Remain positive. "I understand that the immediate reaction can be negative toward the management company and/or the larger provider that's picking up the service," says Dentco's Kevin Dent. "It's important contractors recognize that their customer is the one who made the decision to centralize the process. Contractors need to see our great potential to them and continue to provide the best service because they will grow through us if they are meeting the specs regarding the service and scope."
Know what you expect from the relationship, communicate your expectations to the NSP, and be satisfied when those expectations are met.
Be realistic about the work you can and can't do. Don't over-commit as far as a geographic area goes.
Be aware of all reporting requirements. Manage your business well enough to handle the paperwork NSPs require.
Be aware of all licensing and insurance requirements; make sure to comply with them. Don't balk if you need to add an NSP to your policy.
Operate and maintain professional equipment. Have backups.
Respond in a timely fashion to your NSP contact. "View us as a customer," says one NSP. "Respond to us like you would your other customers."
See a potential for growth. "Don't just see us as taking away some margin on an individual account," says Bob Steinhagen, U.S. Maintenance.
Do your research. Check with naPSa, the Better Business Bureau, obtain a "reverse reference list" of sweeping contractors — and use it.
Learn the billing schedule. If you are following procedures and there is a change in the payment process find out why.

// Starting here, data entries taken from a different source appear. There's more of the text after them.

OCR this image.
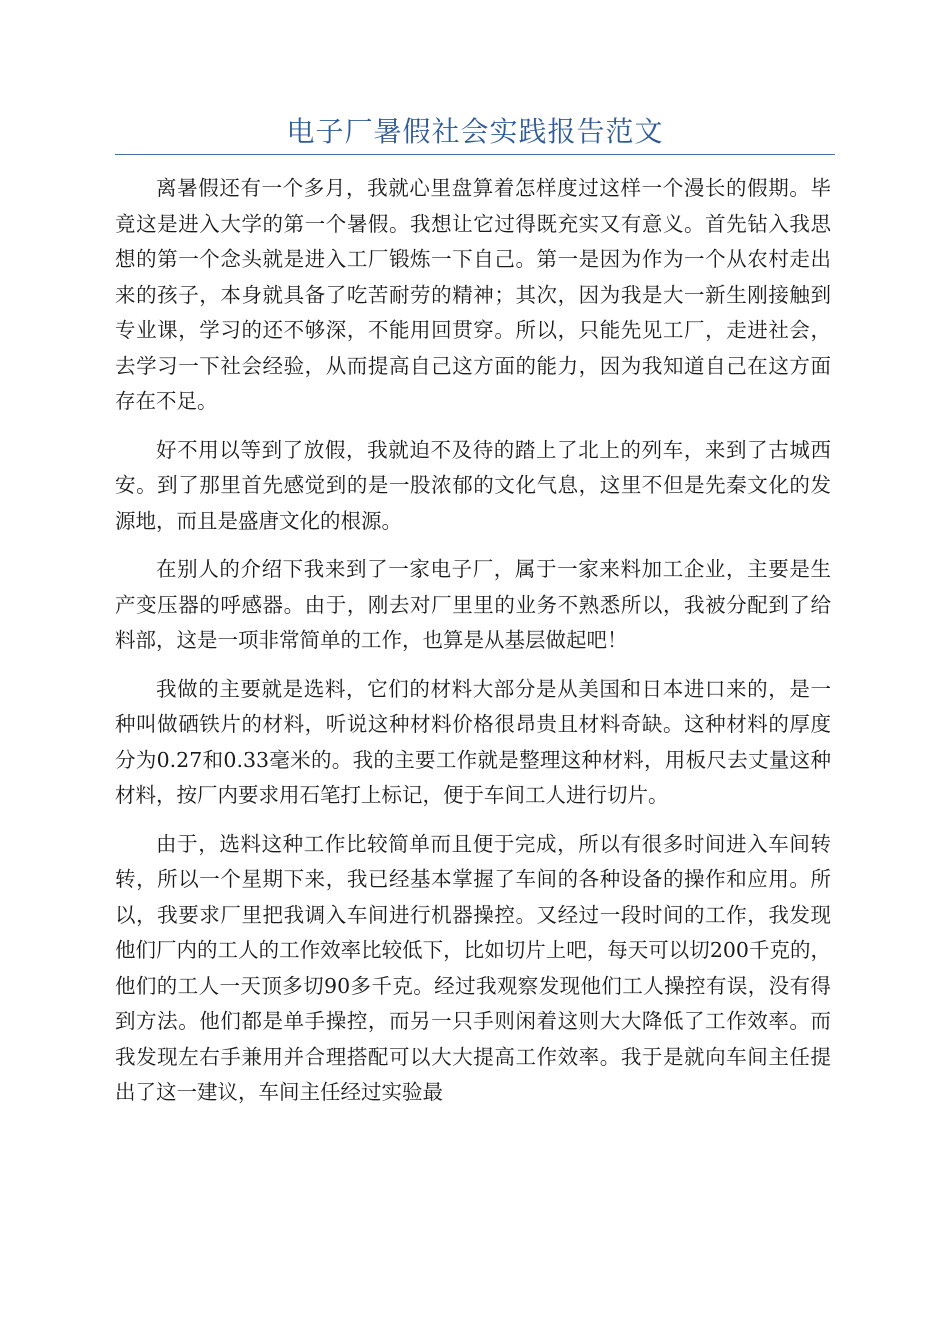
电子厂暑假社会实践报告范文

离暑假还有一个多月，我就心里盘算着怎样度过这样一个漫长的假期。毕竟这是进入大学的第一个暑假。我想让它过得既充实又有意义。首先钻入我思想的第一个念头就是进入工厂锻炼一下自己。第一是因为作为一个从农村走出来的孩子，本身就具备了吃苦耐劳的精神；其次，因为我是大一新生刚接触到专业课，学习的还不够深，不能用回贯穿。所以，只能先见工厂，走进社会，去学习一下社会经验，从而提高自己这方面的能力，因为我知道自己在这方面存在不足。

好不用以等到了放假，我就迫不及待的踏上了北上的列车，来到了古城西安。到了那里首先感觉到的是一股浓郁的文化气息，这里不但是先秦文化的发源地，而且是盛唐文化的根源。

在别人的介绍下我来到了一家电子厂，属于一家来料加工企业，主要是生产变压器的呼感器。由于，刚去对厂里里的业务不熟悉所以，我被分配到了给料部，这是一项非常简单的工作，也算是从基层做起吧！

我做的主要就是选料，它们的材料大部分是从美国和日本进口来的，是一种叫做硒铁片的材料，听说这种材料价格很昂贵且材料奇缺。这种材料的厚度分为0.27和0.33毫米的。我的主要工作就是整理这种材料，用板尺去丈量这种材料，按厂内要求用石笔打上标记，便于车间工人进行切片。

由于，选料这种工作比较简单而且便于完成，所以有很多时间进入车间转转，所以一个星期下来，我已经基本掌握了车间的各种设备的操作和应用。所以，我要求厂里把我调入车间进行机器操控。又经过一段时间的工作，我发现他们厂内的工人的工作效率比较低下，比如切片上吧，每天可以切200千克的，他们的工人一天顶多切90多千克。经过我观察发现他们工人操控有误，没有得到方法。他们都是单手操控，而另一只手则闲着这则大大降低了工作效率。而我发现左右手兼用并合理搭配可以大大提高工作效率。我于是就向车间主任提出了这一建议，车间主任经过实验最
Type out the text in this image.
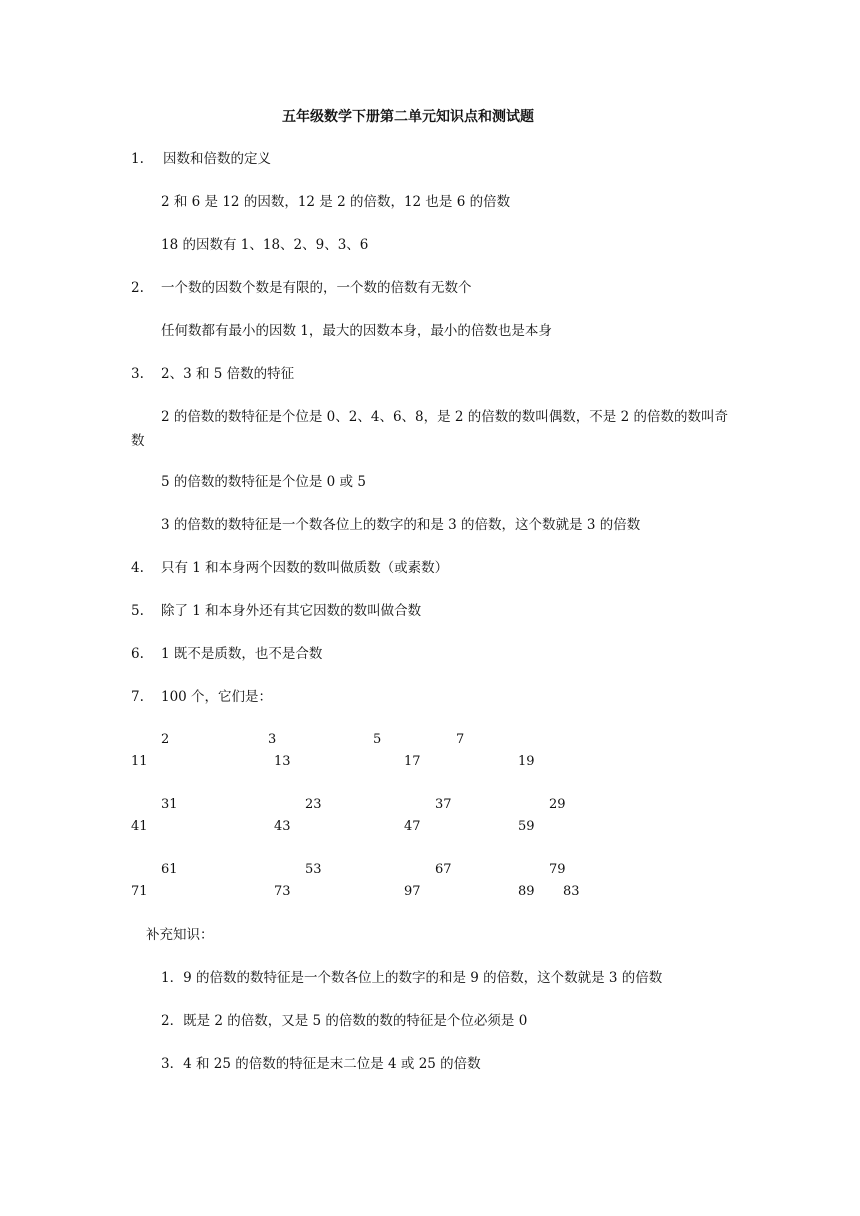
五年级数学下册第二单元知识点和测试题
1. 因数和倍数的定义
2 和 6 是 12 的因数，12 是 2 的倍数，12 也是 6 的倍数
18 的因数有 1、18、2、9、3、6
2. 一个数的因数个数是有限的，一个数的倍数有无数个
任何数都有最小的因数 1，最大的因数本身，最小的倍数也是本身
3. 2、3 和 5 倍数的特征
2 的倍数的数特征是个位是 0、2、4、6、8，是 2 的倍数的数叫偶数，不是 2 的倍数的数叫奇数
5 的倍数的数特征是个位是 0 或 5
3 的倍数的数特征是一个数各位上的数字的和是 3 的倍数，这个数就是 3 的倍数
4. 只有 1 和本身两个因数的数叫做质数（或素数）
5. 除了 1 和本身外还有其它因数的数叫做合数
6. 1 既不是质数，也不是合数
7. 100 个，它们是：
2	3	5	7
11	13	17	19
31	23	37	29
41	43	47	59
61	53	67	79
71	73	97	89 83
补充知识：
1．9 的倍数的数特征是一个数各位上的数字的和是 9 的倍数，这个数就是 3 的倍数
2．既是 2 的倍数，又是 5 的倍数的数的特征是个位必须是 0
3．4 和 25 的倍数的特征是末二位是 4 或 25 的倍数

Provide quality service at a fair price. "We can never have enough good contractors," Dent says.
Know the contract on each job; do the work the contract demands.
Follow the contract. If the NSP says to do work different than the contract reads, find out the reason for the change. Get the directive in writing.
Get to know the local property manager. Though you aren't bidding to him you are working for him and he might have to approve your work.